Muhammad ibn Tumart was the Masmuda religious reformer and founder of the Almohad movement that displaced the Almoravid empire and unified the medieval Maghreb under a single Berber caliphal dynasty. He was born around 1080 in Igiliz, a village of the Hargha tribe of the Anti-Atlas in the Souss region of southern Morocco.
Ibn Tumart studied for more than a decade in the Islamic east — Córdoba, Alexandria, Mecca, Baghdad, and Damascus — where he absorbed the Ash'ari theological tradition, the philosophical synthesis associated with al-Ghazali, and a strict moral programme directed against what he characterised as the corruption of his age. Returning to the Maghreb in the second decade of the twelfth century, he preached publicly in Tunis, Bejaia, Tlemcen, Marrakesh, and Aghmat, repeatedly clashing with Almoravid authorities.
Around 1121 he declared himself the awaited Mahdi at Igiliz and three years later relocated his community to the more defensible mountain refuge of Tinmel in the western High Atlas. The Almohad organisation he established translated Masmuda tribal segmentation into a permanent military hierarchy under a council of ten and a council of fifty; Tinmel became both a fortified base and a centre of religious instruction.

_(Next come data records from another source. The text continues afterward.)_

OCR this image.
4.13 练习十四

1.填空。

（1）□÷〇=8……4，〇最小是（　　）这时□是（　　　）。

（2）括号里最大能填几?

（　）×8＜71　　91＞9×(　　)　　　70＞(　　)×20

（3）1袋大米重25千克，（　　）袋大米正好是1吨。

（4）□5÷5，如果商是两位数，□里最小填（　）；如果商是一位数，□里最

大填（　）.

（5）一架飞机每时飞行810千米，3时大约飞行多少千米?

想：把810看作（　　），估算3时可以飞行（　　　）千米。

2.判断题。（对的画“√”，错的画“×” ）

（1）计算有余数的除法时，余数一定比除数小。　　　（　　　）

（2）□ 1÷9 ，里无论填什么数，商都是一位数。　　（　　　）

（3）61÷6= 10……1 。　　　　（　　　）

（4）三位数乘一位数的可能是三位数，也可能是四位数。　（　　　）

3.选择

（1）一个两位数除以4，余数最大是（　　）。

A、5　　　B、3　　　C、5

Ibn Tumart died at Tinmel in 1130, leaving the political and military leadership to his caliph and successor Abd al-Mu'min, who took Marrakesh in 1147 and unified the Maghreb from the Atlantic to Tripolitania within fifteen years. The Tinmel mosque, built on the site of Ibn Tumart's tomb, survives in ruined but recognisable form in the High Atlas; it was substantially damaged in the September 2023 al-Haouz earthquake.